New York is the third-largest winemaker in the country, producing nearly 30 million gallons of wine every year. The state is also a major producer of concord grapes, used for jams and juices. Local environmental authorities have noticed that lanternflies have taken a particular liking to the sweet sap of the Empire State’s grape vines.

“When the adult lanternflies feed late in the season, they’re removing enough of the sugars and the starches that the [grape] vines are weakened, and they won’t come back in the spring,” said Brian Eshenaur, an invasive species specialist at Cornell University. “They die over the winter because their reserves are removed.”

Federal scientists have put their hopes on the solitary, parasitic Dryinidae wasp, which kills lanternflies in a gruesome fashion. The parasitic bug uses its front legs to hold onto a baby spotted lanternfly while feeding on it. The wasp also lays eggs under its victim’s wings, forming a hard protective sac on the live nymph.

The wasp’s larvae survive by eating the spotted lanternfly from the inside out until the wasp protrudes from the dead baby lanternfly. It then dumps the carcass and spins a cocoon to continue its development through the winter.

In China, Dryinidae wasps are up to 60% effective at killing juvenile spotted lanternflies.

The wasps have also proven effective in USDA labs, where they are released in a controlled environment meant to replicate Beijing’s spring climate. Scientists tempt the wasp with a buffet of insect delicacies, such as silk moths, as well as its comfort food: spotted lanternflies.

Lanternflies threaten New York state’s concord grape and wine industries.

USA/Stephen Ausmus

So far, the wasps have chowed down on the lanternflies, leading researchers to be guardedly optimistic they would not be opening Pandora’s box by releasing the wasps in the Northeast.

The tiny black wasp has already been successfully released in other parts of the world to control lanternflies.

But experts cautioned a decision on whether to unleash the wasps is still a long way off.

“This [lab testing] is going to take a long, long time because they have to do non-target testing, which takes many, many years to show that it is not a risk to other insects that it’s likely to encounter in nature,” said Kelli Hoover, entomology professor at Penn State University.
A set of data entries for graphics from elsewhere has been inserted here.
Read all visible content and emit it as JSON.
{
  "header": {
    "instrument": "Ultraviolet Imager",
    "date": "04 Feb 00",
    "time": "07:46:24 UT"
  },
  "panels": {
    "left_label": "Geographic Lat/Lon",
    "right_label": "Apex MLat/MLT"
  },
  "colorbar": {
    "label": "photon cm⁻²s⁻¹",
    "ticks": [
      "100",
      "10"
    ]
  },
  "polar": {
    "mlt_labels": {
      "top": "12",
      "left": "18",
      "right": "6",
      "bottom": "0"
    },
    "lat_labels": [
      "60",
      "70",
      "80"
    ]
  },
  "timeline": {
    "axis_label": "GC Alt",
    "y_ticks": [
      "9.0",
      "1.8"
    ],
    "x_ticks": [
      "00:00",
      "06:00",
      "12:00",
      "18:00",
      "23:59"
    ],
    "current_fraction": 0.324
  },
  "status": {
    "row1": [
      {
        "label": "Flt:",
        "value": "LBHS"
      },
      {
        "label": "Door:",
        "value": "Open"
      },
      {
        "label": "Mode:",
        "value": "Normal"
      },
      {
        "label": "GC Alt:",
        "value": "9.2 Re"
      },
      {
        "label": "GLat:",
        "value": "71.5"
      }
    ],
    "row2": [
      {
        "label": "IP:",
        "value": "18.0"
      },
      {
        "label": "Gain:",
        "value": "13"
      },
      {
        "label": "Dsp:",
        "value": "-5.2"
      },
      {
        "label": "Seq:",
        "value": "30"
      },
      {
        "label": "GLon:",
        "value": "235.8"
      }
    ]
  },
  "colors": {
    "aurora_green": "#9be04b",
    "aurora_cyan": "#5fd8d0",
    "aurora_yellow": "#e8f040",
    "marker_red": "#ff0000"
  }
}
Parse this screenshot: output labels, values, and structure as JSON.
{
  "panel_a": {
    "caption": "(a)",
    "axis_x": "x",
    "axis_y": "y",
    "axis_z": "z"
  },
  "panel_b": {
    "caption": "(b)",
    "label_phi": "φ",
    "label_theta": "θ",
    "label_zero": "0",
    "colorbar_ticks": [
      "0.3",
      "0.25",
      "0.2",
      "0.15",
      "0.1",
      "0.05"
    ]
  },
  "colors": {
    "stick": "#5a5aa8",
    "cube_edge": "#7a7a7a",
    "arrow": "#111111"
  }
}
A team at Penn State is studying a different technique to end the lanternfly rampage: booby-trapped trees. Urban, the biologist at Penn State, noticed that lanternflies tend to congregate on certain trees of the same species.

She and her team are trying to figure out why. They hope to bait the lanternflies’ favorite trees – red maples – with pesticide.

“We’re trying to always build a better mousetrap for the lanternfly,” Urban said. “If we had a tree that was a really good trap that you could inject with an insecticide and put it next to a vineyard and pull the lanternfly off the grapevines, then that would be great.”